From The Colorado Sun (Lucy Haggard):
The long-term forecast for Colorado doesn’t look good, but experts say context is necessary
November in Colorado is usually a time for hyping up the winter powder season, speculating on how many snow days students will get and generally looking forward to flaky, fluffy precipitation.
But with almost 25% of the state classified in “exceptional” drought status, as of the latest drought monitor report released Thursday, and little reprieve on the horizon, snow enthusiasts might not want to get their hopes up just yet.
There is a nugget of good news in this week’s report: The snowstorm a couple weeks ago meant the drought status for some of southern Colorado shifted to “severe” from “extreme,” or to “moderate” from “severe.”

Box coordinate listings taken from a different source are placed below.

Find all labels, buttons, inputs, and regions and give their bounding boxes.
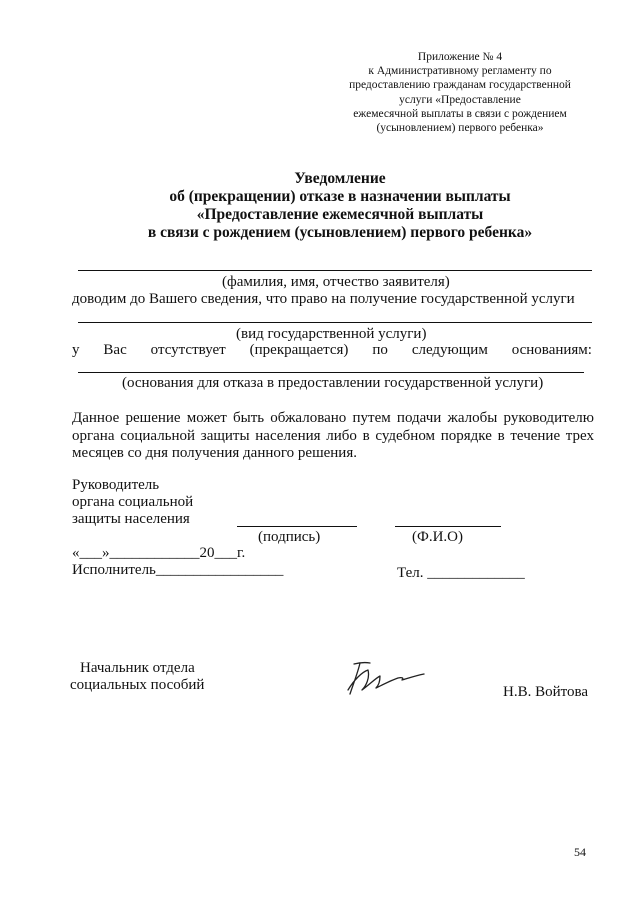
head-title-line-3: защиты населения (72, 511, 190, 527)
executor-line: Исполнитель_________________ (72, 562, 284, 578)
chief-name: Н.В. Войтова (503, 684, 589, 700)
title-line-2: об (прекращении) отказе в назначении выплаты (169, 188, 511, 205)
title-line-4: в связи с рождением (усыновлением) первого ребенка» (147, 224, 533, 241)
appendix-line-6: (усыновлением) первого ребенка» (376, 122, 544, 135)
head-title-line-2: органа социальной (72, 494, 194, 510)
fio-sign-caption: (Ф.И.О) (412, 529, 464, 545)
reason-caption: (основания для отказа в предоставлении государственной услуги) (122, 375, 544, 391)
handwritten-signature (340, 660, 430, 700)
appendix-line-4: услуги «Предоставление (399, 93, 521, 106)
document-title (60, 170, 620, 242)
chief-title-line-1: Начальник отдела (80, 660, 195, 676)
reasons-text (72, 342, 592, 359)
reason-word: (прекращается) (249, 342, 349, 358)
appendix-line-5: ежемесячной выплаты в связи с рождением (353, 107, 567, 120)
signature-blank-line (237, 526, 357, 527)
reason-word: следующим (411, 342, 488, 358)
reason-word: по (372, 342, 388, 358)
fio-caption: (фамилия, имя, отчество заявителя) (222, 274, 450, 290)
reason-word: Вас (103, 342, 127, 358)
reason-word: отсутствует (150, 342, 226, 358)
chief-title-line-2: социальных пособий (70, 677, 205, 693)
reason-word: основаниям: (511, 342, 592, 358)
reason-blank-line (78, 372, 584, 373)
head-title-line-1: Руководитель (72, 477, 160, 493)
notify-text: доводим до Вашего сведения, что право на получение государственной услуги (72, 291, 575, 307)
appendix-line-3: предоставлению гражданам государственной (349, 79, 571, 92)
title-line-3: «Предоставление ежемесячной выплаты (196, 206, 484, 223)
fio-blank-line (78, 270, 592, 271)
page-number: 54 (574, 845, 586, 859)
service-blank-line (78, 322, 592, 323)
signature-caption: (подпись) (258, 529, 321, 545)
phone-line: Тел. _____________ (397, 565, 525, 581)
title-line-1: Уведомление (294, 170, 386, 187)
reason-word: у (72, 342, 80, 358)
service-caption: (вид государственной услуги) (236, 326, 427, 342)
appendix-line-1: Приложение № 4 (417, 51, 503, 63)
appendix-line-2: к Административному регламенту по (368, 65, 552, 78)
fio-sign-blank-line (395, 526, 501, 527)
appendix-header (330, 50, 590, 135)
date-line: «___»____________20___г. (72, 545, 246, 561)
appeal-paragraph: Данное решение может быть обжаловано путем подачи жалобы руководителю органа социальной защиты населения либо в судебном порядке в течение трех месяцев со дня получения данного решения. (72, 410, 594, 461)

Still, Colorado has been completely in drought, to varying degrees, since mid-October. The state has had at least some drought since August of 2019, and this November is starting out worse compared to last year. Lackluster snowfall last winter coupled with this summer’s below-average rain have been some of the main factors…
…the drought monitor report isn’t the end-all document for how the state’s climate is doing. Peter Goble, a service climatologist with the Colorado Climate Center, cautioned against assuming too much from any one weekly report.
This is especially true for November. By fall, the most water-intensive operations of the year — namely, irrigating crops — are finished, and a dry winter won’t have the same detrimental impacts as summer drought. As a result, this month is a sort of “wait and see” season for Colorado, as Goble called it, as it’s still too early to tell what the winter will bring.
The analysis also doesn’t factor in seasonality, especially on regional scales, so future reports may show improvement compared to this week. But the general drought trend — and its long-term impacts, such as dry soils and vegetation — will likely continue until there’s significant precipitation.
Historically, “exceptional” drought — the worst category — is supposed to indicate drought conditions so severe that they occur no more frequently than once every 50 years. The last time a drought was this pervasive across the state was in the summer of 2013, but that was followed by record-breaking floods in September that devastated many communities, especially on the Front Range.
“Of course, that’s not really the way you want to come out of a drought either,” Goble said.
Weather predictions for the next few months in Colorado are not optimistic, to put it lightly — Colorado is forecast to continue its drought-heavy status — but Goble said it’s hard to see much further out than a year. And even forecasts for this winter might not hold true. The region is currently in a La Niña year, and in Colorado, that has tended to correlate with a drier-than-normal winter.
But with climate change making weather patterns more unpredictable, this year may not follow history’s footsteps.